Hadoop Files V2 compression formats
You can read or write compressed complex files, specify compression formats for the target objects, and decompress the output files.
You can use compression formats such as Gzip and DEFLATE.
The following table describes the complex file compression formats:
Compression Options | Description |
---|
None or empty | The file is not compressed. |
Auto | The Data Integration Service detects the compression format of the file based on the file extension. |
DEFLATE | The DEFLATE compression format that uses a combination of the LZ77 algorithm and Huffman coding. |
Gzip | The GNU zip compression format that uses the DEFLATE algorithm. |
Bzip2 | The Bzip2 compression format that uses the Burrows–Wheeler algorithm. |
LZO | The Lempel-Ziv-Oberhumer(LZO) compression format uses the LZO data-compression algorithm. |
Snappy | The Snappy compression format uses the Snappy compression algorithm. |
Data compression for Hadoop Files V2 sources and targets
You can decompress data when you read data from Hadoop Files V2 and compress the data when you write data to Hadoop Files V2.
Configure the compression format in the Compression Format option under the advanced source and target properties.
The following table lists the compression format that you use for the file formats:
File format | Compression format |
---|
Avro | None, Auto, Deflate, Snappy |
JSON | None, Auto |
Parquet | None, Auto, Gzip, LZO, Snappy |
Binary | None, Auto, Bzip2, Deflate, Gzip, LZO, Snappy |
Flat | None |
Configuring LZO compression format
To write .jar files in the LZO compression format, you must copy the files for compression to the machine where the Secure Agent runs.
Perform the following steps to configure the Secure Agent for LZO compression:
- 1Copy the LZO native binaries from the cluster to one of the following directories on the machine on which the Secure Agent runs:
- - <agent-root>/downloads/package-<distribution>/package/<distribution name>/lib/native
- 2In the Control Panel Window, click System and Security.
- 3In the System and Security Window, click Advanced system settings.

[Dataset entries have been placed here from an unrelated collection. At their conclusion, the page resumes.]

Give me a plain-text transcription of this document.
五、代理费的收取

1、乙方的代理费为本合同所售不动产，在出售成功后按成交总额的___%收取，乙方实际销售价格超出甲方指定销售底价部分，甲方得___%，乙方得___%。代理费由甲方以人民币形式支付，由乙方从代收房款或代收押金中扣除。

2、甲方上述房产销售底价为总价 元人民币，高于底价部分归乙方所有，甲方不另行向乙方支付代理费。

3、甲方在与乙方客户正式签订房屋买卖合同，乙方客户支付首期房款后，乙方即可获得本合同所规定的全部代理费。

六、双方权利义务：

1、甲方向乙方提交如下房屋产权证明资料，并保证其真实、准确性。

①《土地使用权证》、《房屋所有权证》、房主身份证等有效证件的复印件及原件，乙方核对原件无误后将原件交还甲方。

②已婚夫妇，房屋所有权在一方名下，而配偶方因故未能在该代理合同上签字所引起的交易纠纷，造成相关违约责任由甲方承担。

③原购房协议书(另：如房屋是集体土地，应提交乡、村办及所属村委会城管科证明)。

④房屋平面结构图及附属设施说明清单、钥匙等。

- 4On the Advanced tab, select the Environment Variables button.
The Edit Environment Variables dialog box appears.
- 5Click New to add a new environment variable.
The New Environment Variables dialog box appears.
- 6Enter the value of the Name field as LD_LIBARY_PATH.
- 7Enter the following path in the Value field:
<agent-root>/downloads/package-<distribution>/package/<distribution name>/infaLib/
- 8Restart the Secure Agent.